SEVEN TRUTHS ABOUT HISTORY FROM THE NEW YORKER'S JILL LEPORE
Meet The Attic’s favorite historian.
Along with writing for The New Yorker, Jill Lepore somehow found time to write the first comprehensive American history in years, and the fairest. These Truths: A History of the United States covers the country from Columbus to the previous president. And like Lepore’s New Yorker pieces, the book is surprising, engaging, and just kind of wonderful. (Or as wonderful as a 782-page American history can be.)
Lepore seems to have read everything, studied everyone. But along with scope, she offers insights on history’s messy struggle to find truth. Here are a handful:
1. “To study the past is to unlock the prison of the present.”

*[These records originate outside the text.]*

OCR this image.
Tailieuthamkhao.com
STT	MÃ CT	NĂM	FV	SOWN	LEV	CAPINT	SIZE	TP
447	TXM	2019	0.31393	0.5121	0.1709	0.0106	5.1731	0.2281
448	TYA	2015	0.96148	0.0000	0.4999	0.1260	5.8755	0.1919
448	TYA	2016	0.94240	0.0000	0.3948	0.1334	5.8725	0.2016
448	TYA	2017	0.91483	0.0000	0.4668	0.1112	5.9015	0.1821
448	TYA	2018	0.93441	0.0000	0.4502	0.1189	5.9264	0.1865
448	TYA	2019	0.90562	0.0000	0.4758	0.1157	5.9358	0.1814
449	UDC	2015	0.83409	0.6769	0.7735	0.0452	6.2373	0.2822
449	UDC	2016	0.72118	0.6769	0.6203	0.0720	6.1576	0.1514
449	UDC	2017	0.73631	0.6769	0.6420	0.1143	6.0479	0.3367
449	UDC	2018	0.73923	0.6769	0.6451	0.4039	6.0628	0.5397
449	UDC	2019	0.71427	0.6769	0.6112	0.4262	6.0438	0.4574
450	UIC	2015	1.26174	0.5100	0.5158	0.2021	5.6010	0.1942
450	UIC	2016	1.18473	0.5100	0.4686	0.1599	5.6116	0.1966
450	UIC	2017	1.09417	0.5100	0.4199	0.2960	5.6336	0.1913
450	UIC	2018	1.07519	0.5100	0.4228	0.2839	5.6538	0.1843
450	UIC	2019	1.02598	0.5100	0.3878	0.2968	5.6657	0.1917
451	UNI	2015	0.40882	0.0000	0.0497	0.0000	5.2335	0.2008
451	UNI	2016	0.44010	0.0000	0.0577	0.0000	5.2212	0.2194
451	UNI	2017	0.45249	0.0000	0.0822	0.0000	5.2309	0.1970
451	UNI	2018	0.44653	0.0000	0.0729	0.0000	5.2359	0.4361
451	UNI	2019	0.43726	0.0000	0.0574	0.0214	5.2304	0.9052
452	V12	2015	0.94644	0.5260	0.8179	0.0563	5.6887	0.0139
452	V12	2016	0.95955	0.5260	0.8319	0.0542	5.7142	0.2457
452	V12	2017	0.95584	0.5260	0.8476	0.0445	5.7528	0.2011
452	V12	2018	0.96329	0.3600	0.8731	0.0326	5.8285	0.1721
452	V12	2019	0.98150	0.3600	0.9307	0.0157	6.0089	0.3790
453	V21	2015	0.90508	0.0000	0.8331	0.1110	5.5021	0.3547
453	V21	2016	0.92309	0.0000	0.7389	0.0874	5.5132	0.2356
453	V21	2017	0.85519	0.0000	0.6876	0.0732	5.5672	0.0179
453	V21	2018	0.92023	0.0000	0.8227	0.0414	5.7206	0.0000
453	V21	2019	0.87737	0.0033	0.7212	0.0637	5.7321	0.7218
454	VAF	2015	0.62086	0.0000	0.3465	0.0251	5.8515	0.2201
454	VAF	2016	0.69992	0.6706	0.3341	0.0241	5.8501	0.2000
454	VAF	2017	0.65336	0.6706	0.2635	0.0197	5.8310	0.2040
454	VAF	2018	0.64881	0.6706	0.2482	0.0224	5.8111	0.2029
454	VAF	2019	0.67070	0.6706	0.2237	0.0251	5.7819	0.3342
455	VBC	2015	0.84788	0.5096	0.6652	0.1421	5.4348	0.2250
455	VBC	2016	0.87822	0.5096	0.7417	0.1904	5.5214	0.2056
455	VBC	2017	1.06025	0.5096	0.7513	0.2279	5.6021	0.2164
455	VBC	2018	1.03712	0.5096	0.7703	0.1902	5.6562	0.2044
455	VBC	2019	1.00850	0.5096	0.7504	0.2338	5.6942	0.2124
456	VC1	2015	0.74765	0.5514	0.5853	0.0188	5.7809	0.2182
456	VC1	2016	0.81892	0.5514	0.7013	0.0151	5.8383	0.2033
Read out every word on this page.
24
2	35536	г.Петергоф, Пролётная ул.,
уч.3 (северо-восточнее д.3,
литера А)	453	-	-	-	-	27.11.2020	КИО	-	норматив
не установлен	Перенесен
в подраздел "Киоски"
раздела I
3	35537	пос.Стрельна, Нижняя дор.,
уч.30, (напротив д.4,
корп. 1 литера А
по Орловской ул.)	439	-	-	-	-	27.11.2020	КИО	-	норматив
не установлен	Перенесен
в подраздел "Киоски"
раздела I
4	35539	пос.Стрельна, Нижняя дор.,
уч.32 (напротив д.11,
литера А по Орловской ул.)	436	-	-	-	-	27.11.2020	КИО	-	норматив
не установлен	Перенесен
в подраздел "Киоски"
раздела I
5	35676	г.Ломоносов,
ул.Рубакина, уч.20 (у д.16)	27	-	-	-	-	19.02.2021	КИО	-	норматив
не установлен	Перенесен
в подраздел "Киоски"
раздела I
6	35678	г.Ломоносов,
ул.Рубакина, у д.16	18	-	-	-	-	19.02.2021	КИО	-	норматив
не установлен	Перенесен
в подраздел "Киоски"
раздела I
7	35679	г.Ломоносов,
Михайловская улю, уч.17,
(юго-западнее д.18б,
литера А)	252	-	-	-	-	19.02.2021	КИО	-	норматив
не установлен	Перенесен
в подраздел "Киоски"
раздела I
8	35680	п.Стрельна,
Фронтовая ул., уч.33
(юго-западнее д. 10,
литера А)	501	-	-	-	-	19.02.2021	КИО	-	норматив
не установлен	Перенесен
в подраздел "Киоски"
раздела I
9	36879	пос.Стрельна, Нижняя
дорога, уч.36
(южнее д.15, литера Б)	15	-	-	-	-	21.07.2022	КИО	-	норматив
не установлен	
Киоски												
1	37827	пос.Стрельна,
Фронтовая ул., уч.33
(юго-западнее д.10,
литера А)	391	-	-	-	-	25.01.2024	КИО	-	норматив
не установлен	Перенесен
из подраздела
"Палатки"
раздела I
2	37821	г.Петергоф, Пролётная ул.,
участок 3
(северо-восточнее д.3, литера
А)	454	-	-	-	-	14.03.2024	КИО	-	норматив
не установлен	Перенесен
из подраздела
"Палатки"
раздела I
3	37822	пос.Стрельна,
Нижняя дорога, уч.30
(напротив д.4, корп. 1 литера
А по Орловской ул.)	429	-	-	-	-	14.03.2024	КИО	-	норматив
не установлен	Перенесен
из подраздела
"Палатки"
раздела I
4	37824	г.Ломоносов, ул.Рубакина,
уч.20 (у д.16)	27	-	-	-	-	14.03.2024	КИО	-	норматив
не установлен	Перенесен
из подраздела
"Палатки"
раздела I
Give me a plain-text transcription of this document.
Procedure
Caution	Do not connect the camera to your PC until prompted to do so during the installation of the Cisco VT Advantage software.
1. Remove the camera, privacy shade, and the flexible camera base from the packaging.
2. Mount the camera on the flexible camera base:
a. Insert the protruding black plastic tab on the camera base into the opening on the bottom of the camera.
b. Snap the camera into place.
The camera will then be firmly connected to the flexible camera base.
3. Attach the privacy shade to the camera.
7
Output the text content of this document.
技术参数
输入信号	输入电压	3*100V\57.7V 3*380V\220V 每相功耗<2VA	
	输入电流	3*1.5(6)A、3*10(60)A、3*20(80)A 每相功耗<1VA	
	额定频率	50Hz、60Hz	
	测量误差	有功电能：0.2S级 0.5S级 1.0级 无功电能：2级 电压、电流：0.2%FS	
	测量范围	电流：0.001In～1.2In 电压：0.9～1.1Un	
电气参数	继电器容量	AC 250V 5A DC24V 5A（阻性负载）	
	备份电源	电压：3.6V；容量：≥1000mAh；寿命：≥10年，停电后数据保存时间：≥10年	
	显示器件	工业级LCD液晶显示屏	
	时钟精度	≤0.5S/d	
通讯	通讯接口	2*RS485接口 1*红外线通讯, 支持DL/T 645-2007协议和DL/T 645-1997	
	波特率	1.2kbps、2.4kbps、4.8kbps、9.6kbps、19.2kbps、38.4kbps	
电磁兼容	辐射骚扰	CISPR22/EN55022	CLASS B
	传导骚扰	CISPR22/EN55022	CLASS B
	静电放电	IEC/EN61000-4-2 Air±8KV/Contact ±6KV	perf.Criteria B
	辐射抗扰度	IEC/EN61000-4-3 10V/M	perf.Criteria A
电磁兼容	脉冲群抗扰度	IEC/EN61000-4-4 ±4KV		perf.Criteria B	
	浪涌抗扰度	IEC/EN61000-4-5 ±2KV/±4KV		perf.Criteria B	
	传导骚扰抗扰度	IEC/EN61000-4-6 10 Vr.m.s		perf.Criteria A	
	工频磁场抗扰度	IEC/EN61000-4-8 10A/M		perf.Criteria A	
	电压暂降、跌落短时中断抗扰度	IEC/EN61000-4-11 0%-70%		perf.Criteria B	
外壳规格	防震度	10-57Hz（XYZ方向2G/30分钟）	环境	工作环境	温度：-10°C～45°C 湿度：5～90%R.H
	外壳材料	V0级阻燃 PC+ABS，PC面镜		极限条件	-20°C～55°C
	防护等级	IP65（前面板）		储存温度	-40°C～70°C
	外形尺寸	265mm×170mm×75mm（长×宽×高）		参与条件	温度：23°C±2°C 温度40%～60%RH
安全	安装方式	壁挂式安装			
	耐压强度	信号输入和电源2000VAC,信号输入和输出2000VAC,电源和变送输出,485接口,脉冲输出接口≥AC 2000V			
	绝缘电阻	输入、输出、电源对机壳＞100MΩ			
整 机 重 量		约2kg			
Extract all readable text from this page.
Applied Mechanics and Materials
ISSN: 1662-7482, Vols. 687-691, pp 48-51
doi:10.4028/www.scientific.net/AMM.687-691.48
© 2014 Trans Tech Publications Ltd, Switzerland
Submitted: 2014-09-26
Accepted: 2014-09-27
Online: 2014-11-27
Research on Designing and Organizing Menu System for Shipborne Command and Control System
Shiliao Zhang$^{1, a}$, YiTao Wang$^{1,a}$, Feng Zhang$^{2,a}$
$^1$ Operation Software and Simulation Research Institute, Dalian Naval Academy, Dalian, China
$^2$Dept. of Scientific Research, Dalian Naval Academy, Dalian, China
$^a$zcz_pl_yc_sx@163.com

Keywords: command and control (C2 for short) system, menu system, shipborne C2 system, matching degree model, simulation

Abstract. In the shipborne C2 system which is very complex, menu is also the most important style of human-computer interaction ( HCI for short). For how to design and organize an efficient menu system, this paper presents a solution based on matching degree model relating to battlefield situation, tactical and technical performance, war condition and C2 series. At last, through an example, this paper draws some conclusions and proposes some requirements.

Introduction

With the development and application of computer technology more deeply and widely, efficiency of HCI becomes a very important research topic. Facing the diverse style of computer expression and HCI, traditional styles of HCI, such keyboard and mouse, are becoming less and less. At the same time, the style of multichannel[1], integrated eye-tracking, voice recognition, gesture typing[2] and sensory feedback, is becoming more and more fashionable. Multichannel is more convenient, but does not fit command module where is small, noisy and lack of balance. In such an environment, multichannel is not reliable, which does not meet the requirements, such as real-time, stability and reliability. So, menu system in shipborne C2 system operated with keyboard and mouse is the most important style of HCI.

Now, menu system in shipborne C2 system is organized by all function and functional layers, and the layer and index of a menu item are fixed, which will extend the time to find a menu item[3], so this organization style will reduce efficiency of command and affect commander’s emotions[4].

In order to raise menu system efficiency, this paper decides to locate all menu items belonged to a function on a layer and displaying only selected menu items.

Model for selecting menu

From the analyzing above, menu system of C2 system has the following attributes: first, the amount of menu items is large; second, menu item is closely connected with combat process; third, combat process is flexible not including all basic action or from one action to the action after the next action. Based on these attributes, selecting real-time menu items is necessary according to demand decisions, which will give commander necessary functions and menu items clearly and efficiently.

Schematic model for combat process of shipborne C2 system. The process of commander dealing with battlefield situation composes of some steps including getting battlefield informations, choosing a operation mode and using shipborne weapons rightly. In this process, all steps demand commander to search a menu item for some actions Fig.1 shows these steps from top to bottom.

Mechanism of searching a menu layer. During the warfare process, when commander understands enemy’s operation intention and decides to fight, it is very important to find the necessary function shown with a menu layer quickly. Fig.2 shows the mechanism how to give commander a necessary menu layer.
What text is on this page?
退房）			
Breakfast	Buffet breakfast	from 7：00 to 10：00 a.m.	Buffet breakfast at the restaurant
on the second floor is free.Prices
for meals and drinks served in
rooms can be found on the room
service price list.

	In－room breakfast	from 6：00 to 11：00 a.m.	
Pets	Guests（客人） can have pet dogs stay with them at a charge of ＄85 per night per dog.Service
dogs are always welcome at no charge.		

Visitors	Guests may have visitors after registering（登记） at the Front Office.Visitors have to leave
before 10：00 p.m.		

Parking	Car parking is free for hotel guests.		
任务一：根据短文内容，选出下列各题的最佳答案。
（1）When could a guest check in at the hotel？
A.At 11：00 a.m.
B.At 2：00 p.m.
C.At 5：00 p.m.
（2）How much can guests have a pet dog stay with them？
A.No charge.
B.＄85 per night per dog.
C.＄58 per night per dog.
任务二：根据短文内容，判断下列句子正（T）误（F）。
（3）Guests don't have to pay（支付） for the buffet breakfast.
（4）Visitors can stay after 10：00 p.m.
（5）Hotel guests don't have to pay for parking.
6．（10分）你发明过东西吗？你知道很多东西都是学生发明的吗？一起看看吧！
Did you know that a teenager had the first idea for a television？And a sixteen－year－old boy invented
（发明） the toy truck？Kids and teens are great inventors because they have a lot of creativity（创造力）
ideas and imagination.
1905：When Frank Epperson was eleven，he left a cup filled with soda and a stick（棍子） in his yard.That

2. “My method is, generally, to let the dead speak for themselves. I’ve pressed their words between these pages, like flowers, for their beauty, or like insects, for their hideousness.”
3. “The work of the historian is not the work of the critic or of the moralist; it is the work of the sleuth and the story-teller, the philosopher and the scientist, the keeper of tales, the sayer of sooth, the teller of truth.”
4. “I once came across a book called The Constitution Made Easy. The Constitution cannot be made easy. It was never meant to be easy.”
5. “There is, to be sure, a great deal of anguish in American history and more hypocrisy. No nation and no people are relieved of these. But there is also, in the American past, an extraordinary amount of decency and hope, of prosperity and ambition, and much, especially, of invention and beauty.”
6. “Some American history books fail to criticize the United States; others do nothing but. This book is neither kind. The truths on which the nation was founded are not mysteries, articles of faith, never to be questioned, as if the founding were an act of God, but neither are they lies, all facts fictions, as if nothing can be known, in a world without truth. Between reverence and worship, on the one side, and irreverence and contempt, on the other, lies an uneasy path.”
7. “The past is an inheritance, a gift and a burden. It can’t be shirked. You carry it everywhere. There’s nothing for it but to get to know it.”